Io ero innocente ma ero finito li' e da li' nessuno mi avrebbe piu' tolto. Omicidio plurimo colposo, sputtanato a vita, marchiato su tutti i giornali e condannato all'ergastolo. L'ho capito dopo che chi si puo' permettere un avvocato, di quelli potenti, se la cava.

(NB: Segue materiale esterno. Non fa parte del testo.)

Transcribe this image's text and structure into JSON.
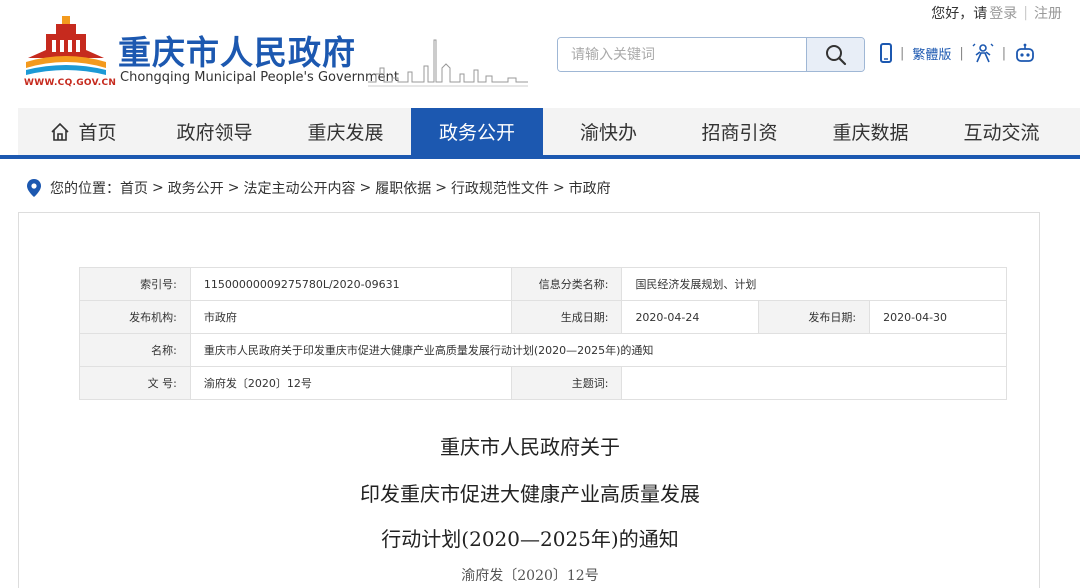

Io ero povero in canna, quasi senza un lavoro. Mia sorella invece era ricca, il suo uomo un grande manager, con i soldi che gli venivano fuori anche quando pisciava. Era stata lei a far fuori i nostri amici quella sera. In preda all'ecstasy, in preda alla coca. Poi aggiungici tutto quello che ci aveva bevuto su. Prese il fucile da caccia di mio padre, entro' ridendo come una pazza nella stanza e comincio' a sparare. Lisa, Saverio, Cristina e Massimo caddero a terra come birilli, colpiti tutti in pieno petto, schizzando come fontane tutto il sangue contenuto nelle loro vene. Io me la cavai perchè feci finta di essermi addormentato dietro un divano.Ma il nascondiglio fu stanato quasi subito. "Alzati" mi disse Samanta puntandomi il fucile in faccia. "Alzati, devi chiamare la polizia e costituirti".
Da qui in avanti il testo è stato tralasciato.